The power of content

Understanding this (and making the very best of your greatest features and assets) is an essential part of PR strategy, however, there are many other ways to harness the power of your story over and above the ‘top line stuff’.  This is where we start to think about content which undoubtedly is one of the most powerful tools we all have at our disposal.  Whether it is the text within your web-site, the words within your editorial piece or the things you say on your social media posts, the content you produce is an essential way for your potential customers to find out more about you and decide if you should be their brand / supplier / service provider of choice.

Using every opportunity

When most companies are constructing their website they will take a great deal of time and care to ensure that the mixture of descriptive words, images, case studies etc. paint a very accurate representation of what their business is all about.  Exactly what we love to see at RDZ.  Often, however, when it comes to the more ad-hoc, impulsive posting of information on social media sites the same level of thought is not applied and the results can be somewhat disappointing.  Taking aside the real social media faux pas which are thankfully rare and a whole different thing altogether, the point we’re making is that every post which fails to tell the audience something else (good) about you is a missed opportunity.

Don’t shy away from having an opinion

Simply forwarding an article from another source without adding something to it will say less about you than of the original author.  It’s something we all do at some time perhaps because we are overwhelmed by how good the article / report / post is and want to share it immediately – or even just because we’re in the midst of doing something else and have no time to do anything other than hit the share button.  The problem is that without adding your own comment, opinion or take on the original you’re saying very little about yourself and have, therefore, lost a chance to stand out.  If the piece you want to share is something which mirrors the way you and your colleagues feel then say so.  Admiration is seldom ridiculed and more often shows a humble, understanding side to your own nature.  If, of course it’s something which has riled you or evoked a feeling of indignance then say that you hold an opinion to the contrary.  We never shy away from expressing an opinion and, as long as it is not offensive in any way or obviously courting controversy, people will generally be interested in what you have to say.

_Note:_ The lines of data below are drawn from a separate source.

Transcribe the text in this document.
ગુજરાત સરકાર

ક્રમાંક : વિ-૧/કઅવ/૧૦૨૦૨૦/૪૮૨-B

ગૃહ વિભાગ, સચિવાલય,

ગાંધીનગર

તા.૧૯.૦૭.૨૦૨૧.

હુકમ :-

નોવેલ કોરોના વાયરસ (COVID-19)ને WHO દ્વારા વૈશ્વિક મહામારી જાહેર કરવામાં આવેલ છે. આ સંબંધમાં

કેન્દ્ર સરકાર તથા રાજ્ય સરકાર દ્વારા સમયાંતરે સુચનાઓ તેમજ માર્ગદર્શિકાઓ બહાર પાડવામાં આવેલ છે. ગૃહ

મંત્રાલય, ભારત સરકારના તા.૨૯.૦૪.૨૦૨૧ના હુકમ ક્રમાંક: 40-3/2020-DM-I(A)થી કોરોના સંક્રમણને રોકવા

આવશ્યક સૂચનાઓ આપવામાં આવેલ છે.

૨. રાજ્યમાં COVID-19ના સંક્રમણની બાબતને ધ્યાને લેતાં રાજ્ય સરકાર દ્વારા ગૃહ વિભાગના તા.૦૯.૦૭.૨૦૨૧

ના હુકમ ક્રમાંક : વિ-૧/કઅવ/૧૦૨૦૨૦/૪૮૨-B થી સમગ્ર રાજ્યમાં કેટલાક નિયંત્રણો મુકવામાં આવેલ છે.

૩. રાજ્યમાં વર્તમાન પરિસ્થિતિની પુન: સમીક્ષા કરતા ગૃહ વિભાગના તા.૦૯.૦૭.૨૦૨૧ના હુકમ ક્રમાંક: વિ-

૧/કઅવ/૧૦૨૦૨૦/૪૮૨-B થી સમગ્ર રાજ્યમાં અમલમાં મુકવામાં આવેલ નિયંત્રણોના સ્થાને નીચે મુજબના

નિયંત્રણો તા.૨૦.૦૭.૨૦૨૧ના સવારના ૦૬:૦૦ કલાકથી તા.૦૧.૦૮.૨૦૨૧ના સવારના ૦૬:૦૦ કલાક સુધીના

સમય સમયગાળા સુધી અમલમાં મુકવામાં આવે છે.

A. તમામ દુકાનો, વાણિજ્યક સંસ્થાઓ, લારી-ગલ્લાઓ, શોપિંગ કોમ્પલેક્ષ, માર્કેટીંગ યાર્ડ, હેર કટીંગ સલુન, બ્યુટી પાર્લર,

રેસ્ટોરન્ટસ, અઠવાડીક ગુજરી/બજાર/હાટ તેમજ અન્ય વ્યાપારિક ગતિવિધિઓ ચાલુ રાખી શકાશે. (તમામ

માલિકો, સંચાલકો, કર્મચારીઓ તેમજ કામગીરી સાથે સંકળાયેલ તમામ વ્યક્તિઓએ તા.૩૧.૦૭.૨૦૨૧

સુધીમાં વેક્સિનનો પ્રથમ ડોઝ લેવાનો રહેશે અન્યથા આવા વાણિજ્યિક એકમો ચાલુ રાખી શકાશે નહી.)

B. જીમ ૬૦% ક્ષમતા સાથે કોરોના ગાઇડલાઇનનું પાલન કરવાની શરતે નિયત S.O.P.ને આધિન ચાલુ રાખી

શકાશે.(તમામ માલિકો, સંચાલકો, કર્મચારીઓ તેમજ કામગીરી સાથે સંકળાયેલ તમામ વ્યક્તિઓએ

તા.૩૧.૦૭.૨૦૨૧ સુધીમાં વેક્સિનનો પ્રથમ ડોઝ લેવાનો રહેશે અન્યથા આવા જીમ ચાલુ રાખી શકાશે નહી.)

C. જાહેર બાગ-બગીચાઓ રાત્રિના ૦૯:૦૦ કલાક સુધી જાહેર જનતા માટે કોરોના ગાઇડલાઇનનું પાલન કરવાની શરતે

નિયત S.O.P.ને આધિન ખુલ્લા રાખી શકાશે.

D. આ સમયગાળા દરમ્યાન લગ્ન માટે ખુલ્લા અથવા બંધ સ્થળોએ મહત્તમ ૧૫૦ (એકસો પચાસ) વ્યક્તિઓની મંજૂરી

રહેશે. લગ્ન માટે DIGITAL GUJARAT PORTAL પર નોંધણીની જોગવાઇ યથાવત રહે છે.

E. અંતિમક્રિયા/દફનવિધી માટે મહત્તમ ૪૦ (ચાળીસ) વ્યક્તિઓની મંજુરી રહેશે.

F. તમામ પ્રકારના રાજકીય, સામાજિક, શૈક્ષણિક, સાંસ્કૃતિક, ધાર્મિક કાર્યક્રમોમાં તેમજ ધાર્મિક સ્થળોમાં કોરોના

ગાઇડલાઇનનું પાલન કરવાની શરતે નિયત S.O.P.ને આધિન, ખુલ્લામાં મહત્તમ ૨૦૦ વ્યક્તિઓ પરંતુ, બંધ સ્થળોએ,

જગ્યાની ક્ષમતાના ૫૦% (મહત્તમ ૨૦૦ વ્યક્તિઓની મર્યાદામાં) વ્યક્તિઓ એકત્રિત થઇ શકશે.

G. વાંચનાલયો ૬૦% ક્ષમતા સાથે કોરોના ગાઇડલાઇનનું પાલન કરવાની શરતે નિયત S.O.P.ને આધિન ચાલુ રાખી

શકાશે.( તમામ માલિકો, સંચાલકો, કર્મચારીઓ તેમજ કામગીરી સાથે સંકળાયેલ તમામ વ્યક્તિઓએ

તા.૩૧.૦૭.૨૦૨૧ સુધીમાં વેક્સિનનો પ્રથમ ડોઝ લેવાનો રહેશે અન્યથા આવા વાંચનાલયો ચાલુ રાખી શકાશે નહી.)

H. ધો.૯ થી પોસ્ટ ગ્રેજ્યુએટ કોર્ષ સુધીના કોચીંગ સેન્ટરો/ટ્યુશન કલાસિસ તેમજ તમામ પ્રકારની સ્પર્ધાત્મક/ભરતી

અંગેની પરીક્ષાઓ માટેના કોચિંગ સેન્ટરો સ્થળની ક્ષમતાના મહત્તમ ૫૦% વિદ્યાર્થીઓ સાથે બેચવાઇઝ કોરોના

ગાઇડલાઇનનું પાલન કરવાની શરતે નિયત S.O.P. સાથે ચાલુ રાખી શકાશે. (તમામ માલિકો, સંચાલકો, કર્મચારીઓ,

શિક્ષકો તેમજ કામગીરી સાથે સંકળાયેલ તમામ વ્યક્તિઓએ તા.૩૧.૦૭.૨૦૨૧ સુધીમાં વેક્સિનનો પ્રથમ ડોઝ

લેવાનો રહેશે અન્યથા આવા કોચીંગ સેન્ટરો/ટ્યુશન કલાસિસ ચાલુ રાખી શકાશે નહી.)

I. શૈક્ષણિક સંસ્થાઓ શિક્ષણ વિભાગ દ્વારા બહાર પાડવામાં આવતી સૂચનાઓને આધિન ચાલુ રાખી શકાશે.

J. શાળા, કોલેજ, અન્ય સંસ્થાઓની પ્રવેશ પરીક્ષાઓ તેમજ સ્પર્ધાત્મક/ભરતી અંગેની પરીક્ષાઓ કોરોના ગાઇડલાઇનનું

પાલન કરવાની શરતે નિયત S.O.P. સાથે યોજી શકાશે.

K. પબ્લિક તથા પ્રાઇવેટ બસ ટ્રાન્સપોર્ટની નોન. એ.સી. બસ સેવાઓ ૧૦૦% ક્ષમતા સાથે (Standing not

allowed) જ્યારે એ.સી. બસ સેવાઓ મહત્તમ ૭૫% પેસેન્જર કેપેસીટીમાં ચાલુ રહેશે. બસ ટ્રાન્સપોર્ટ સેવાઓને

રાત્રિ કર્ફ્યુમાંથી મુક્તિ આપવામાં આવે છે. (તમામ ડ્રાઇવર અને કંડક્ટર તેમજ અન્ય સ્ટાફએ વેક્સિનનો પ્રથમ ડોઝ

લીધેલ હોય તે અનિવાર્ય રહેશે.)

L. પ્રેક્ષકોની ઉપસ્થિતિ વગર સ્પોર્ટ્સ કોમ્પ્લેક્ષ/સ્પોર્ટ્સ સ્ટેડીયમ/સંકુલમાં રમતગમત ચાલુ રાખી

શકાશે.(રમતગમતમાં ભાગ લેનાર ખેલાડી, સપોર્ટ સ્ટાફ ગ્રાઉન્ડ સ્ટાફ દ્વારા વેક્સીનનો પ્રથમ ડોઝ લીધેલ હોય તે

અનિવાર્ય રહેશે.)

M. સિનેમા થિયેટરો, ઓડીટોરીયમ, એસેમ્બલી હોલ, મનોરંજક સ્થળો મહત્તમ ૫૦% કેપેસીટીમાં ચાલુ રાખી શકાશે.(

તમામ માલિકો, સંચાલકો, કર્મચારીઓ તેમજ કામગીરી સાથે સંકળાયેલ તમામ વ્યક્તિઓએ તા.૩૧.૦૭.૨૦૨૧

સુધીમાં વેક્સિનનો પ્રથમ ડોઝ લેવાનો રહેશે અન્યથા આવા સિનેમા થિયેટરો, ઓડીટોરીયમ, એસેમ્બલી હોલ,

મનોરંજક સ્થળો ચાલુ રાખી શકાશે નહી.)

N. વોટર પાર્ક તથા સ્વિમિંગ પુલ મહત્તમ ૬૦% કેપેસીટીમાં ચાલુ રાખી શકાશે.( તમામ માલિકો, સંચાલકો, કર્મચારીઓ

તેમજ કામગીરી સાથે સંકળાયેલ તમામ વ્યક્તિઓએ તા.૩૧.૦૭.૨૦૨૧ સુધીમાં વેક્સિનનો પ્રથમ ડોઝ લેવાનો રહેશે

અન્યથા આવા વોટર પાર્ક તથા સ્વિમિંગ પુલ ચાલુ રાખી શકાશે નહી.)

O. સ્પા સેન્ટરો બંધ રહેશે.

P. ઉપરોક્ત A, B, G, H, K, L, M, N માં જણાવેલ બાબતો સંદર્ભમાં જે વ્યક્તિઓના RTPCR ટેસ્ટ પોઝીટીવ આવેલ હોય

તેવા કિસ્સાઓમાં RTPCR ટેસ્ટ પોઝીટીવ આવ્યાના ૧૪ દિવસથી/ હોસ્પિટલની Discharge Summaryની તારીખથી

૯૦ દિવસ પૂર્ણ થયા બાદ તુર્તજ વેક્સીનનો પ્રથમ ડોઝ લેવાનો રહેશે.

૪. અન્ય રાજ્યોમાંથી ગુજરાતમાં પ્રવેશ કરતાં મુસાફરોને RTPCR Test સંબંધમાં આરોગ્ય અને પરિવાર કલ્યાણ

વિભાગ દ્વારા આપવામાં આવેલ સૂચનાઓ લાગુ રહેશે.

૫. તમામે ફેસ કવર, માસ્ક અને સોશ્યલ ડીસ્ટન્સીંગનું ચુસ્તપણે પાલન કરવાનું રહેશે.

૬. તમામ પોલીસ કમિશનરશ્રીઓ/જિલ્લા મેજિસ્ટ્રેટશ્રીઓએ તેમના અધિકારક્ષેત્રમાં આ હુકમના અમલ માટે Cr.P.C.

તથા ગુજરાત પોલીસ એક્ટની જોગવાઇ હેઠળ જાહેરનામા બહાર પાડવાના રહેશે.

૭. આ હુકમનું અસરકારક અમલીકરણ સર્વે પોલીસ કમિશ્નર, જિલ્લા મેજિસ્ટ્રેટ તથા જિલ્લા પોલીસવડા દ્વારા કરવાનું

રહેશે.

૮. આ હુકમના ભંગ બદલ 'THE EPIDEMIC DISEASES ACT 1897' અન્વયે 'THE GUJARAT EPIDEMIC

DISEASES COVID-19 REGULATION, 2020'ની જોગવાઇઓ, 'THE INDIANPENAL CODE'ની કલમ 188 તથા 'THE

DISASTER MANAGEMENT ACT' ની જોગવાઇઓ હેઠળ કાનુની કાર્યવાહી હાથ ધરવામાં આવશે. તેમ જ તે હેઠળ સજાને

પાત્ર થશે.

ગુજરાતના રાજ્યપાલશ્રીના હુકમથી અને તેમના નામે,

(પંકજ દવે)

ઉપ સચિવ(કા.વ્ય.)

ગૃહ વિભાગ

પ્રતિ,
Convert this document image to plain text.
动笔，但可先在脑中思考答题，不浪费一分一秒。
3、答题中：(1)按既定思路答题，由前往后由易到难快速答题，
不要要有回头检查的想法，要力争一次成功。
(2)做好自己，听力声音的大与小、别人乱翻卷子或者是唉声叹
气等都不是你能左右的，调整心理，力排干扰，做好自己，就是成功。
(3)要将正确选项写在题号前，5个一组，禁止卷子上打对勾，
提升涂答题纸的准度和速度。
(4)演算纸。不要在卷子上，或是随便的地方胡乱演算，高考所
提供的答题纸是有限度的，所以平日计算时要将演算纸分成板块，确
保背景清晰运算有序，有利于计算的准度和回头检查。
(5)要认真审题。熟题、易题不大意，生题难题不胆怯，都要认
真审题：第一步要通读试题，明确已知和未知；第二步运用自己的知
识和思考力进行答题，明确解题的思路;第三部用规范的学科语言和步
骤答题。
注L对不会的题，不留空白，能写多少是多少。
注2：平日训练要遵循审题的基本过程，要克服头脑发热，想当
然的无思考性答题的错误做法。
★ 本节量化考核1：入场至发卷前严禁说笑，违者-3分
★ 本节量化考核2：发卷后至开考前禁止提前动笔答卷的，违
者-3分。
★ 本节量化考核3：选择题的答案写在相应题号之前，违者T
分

If you have nothing good to say…

As children we were probably all told by our parents, “If you can’t say something nice, then please say nothing at all”.  We say, “If you don’t have anything interesting to post, post nothing”.  All too often now on platforms such as Linked In we see ‘what we’re doing today’ or even ‘what we’ve eaten today’ (yes, we’ve seen it!).  Despite what we said earlier about everything being interesting to someone, there are limits! Rather than simply saying what you are doing, say something about why this particular project is different – is it challenging, unusual or indicative of the kind of thing your business is really good at?  Again, the content you post should be offering some sort of indication of what your company is all about – not just providing a running commentary of your jobs list.

Whatever you’re writing, wherever you’re posting just remember that it should be offering an insight into you and your business ensuring audience want to know more!